Before that news broke, Pitcher was asked what he thinks is the biggest improvement Burrow has made between last year's AFC title game and this one:
"In terms of maybe the bigger picture and understanding when the right time to get the ball out of his hand really quickly as opposed when is the right time to extend the play and make something happen. When you have the ability to extend, the temptation is to always use it and I think with maturity and repetition and just an even better understanding of how teams are trying to attack us, he's been more judicious with how he uses that ability. It's still there to a great degree. He chooses his spots."
Exhibit A from last week's 27-10 win in Buffalo just may be that third-and-10 conversion to tight end Hayden Hurst. Everyone raved about Hurst's Gold Medal hurdle to get the first down and rightfully so. But Burrow quietly made it happen even by throwing behind the sticks.
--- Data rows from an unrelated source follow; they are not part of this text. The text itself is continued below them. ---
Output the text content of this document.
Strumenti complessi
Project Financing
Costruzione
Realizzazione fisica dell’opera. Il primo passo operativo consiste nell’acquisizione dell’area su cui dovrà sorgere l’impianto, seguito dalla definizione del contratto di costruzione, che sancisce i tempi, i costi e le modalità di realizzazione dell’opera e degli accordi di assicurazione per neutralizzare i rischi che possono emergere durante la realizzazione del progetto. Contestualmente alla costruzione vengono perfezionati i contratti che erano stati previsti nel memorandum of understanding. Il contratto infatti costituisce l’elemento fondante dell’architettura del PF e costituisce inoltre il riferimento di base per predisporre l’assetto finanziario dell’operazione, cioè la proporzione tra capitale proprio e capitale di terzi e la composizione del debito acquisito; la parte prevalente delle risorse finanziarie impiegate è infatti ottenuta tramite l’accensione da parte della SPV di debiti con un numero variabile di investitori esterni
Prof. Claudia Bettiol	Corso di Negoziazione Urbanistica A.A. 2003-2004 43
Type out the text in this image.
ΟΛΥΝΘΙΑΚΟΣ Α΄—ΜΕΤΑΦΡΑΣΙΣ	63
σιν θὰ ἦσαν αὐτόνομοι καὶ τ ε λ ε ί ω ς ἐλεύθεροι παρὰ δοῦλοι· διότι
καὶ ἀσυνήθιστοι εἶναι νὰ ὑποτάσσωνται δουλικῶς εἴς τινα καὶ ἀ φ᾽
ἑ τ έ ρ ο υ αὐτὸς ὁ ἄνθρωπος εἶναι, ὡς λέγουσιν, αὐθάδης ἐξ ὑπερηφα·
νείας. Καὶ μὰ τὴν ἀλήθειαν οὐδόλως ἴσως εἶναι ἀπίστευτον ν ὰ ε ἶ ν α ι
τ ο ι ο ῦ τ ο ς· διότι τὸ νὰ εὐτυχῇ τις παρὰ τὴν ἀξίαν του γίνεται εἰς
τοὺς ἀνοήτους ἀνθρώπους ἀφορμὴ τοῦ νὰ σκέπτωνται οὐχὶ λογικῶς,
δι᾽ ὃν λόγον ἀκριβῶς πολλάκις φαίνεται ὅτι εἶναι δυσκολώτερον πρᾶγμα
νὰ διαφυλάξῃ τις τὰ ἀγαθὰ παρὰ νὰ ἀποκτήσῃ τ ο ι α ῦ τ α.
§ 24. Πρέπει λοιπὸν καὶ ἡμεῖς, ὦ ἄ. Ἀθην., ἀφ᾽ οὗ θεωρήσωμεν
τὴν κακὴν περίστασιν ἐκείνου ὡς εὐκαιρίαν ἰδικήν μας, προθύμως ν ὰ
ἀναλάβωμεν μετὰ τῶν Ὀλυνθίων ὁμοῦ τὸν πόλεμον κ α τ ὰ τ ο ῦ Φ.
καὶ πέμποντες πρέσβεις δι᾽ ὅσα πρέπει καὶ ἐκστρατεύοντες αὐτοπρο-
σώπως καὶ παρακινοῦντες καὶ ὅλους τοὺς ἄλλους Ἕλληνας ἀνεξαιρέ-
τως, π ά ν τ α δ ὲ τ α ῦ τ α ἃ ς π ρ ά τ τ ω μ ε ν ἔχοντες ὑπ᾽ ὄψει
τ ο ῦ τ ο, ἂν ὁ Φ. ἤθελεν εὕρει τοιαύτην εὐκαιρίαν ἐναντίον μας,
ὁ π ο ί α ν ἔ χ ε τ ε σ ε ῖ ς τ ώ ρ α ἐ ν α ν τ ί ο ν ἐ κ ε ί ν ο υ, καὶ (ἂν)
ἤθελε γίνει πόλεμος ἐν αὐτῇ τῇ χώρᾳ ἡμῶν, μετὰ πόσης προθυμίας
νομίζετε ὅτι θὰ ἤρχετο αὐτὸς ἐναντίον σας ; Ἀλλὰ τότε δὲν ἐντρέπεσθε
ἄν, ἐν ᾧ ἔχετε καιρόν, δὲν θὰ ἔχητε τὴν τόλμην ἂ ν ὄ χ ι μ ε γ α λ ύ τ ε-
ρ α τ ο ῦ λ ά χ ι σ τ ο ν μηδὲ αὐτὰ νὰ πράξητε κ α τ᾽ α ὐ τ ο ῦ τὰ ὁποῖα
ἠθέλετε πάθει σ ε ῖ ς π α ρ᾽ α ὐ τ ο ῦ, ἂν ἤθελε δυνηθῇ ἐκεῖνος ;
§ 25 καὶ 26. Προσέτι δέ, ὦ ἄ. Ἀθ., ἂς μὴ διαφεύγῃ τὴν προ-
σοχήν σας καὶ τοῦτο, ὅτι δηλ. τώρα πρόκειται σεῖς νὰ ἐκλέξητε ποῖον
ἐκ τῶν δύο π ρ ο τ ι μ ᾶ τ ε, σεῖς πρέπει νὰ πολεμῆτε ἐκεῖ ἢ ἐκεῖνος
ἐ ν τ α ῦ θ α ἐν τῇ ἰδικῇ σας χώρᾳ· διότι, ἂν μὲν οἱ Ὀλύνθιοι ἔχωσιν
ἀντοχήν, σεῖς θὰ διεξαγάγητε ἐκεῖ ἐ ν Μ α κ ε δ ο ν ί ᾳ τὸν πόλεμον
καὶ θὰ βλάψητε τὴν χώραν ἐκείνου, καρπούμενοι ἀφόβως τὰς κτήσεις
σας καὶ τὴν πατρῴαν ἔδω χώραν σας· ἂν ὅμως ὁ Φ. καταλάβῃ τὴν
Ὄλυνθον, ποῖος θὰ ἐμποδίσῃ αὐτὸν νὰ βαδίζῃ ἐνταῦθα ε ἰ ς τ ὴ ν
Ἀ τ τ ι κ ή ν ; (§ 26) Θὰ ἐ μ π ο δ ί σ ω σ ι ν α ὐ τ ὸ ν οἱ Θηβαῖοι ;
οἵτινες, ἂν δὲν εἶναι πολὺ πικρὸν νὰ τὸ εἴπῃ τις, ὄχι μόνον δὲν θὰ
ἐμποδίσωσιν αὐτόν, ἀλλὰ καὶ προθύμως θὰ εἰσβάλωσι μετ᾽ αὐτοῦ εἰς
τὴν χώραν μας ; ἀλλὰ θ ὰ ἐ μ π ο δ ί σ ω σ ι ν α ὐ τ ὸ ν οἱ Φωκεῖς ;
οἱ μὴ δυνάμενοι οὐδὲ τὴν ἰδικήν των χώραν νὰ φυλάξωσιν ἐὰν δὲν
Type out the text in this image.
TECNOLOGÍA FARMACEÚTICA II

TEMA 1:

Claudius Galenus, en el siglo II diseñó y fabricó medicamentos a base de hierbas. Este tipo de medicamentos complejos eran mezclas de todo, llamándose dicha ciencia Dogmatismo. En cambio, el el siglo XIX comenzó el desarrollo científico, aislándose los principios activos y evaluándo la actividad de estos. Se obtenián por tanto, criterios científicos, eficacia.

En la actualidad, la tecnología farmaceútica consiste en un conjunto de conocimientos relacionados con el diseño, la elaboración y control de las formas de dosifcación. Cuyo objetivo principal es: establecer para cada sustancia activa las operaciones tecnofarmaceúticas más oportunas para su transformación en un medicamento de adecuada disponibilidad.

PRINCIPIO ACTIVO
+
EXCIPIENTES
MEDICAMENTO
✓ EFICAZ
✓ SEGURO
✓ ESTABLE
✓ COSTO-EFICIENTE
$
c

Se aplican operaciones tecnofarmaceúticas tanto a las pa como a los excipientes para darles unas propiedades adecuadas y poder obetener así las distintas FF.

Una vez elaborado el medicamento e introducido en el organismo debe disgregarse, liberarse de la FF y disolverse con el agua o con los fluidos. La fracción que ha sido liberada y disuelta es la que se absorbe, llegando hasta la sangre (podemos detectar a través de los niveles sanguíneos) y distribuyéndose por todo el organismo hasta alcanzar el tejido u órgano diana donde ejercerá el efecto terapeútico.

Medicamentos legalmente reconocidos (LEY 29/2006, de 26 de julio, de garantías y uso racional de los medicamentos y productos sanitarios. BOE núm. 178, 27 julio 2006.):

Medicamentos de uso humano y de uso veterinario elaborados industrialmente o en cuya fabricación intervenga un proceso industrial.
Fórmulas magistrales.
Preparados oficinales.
"That's a recognition of 'Hey, I'm throwing this short of the sticks, but there's a major void in the coverage there. And if I get the ball in his hand fast enough, he's got the time to make one guy miss and get the first down," Pitcher said. "If look back at the game this past weekend, there were multiple plays where they presented us with challenging fronts and instead of making a rusher miss, he gets the ball out fast."
So while we loved how Burrow has escaped multiple times from Chiefs elite sacker Chris Jones in last year's wins, maybe he won't have to Sunday.
BETTCHER'S BET: First-year linebackers coach James Bettcher, who coached on the 49ers' third-ranked defense last season and was the coordinator of an Arizona defense that finished in the top six allowing yards from 2015-2017, including No. 2 in 2016, has an idea why this Bengals defense is elite and has allowed an average of 18.2 points in six postseason games the past two seasons.
"What goes on behind the scenes with this group is exceptional. It's special. Elite," Bettcher says. "The football conversation our players have with them just talking to each other, that's how you build great defenses. When it's player driven. It's all over the locker room."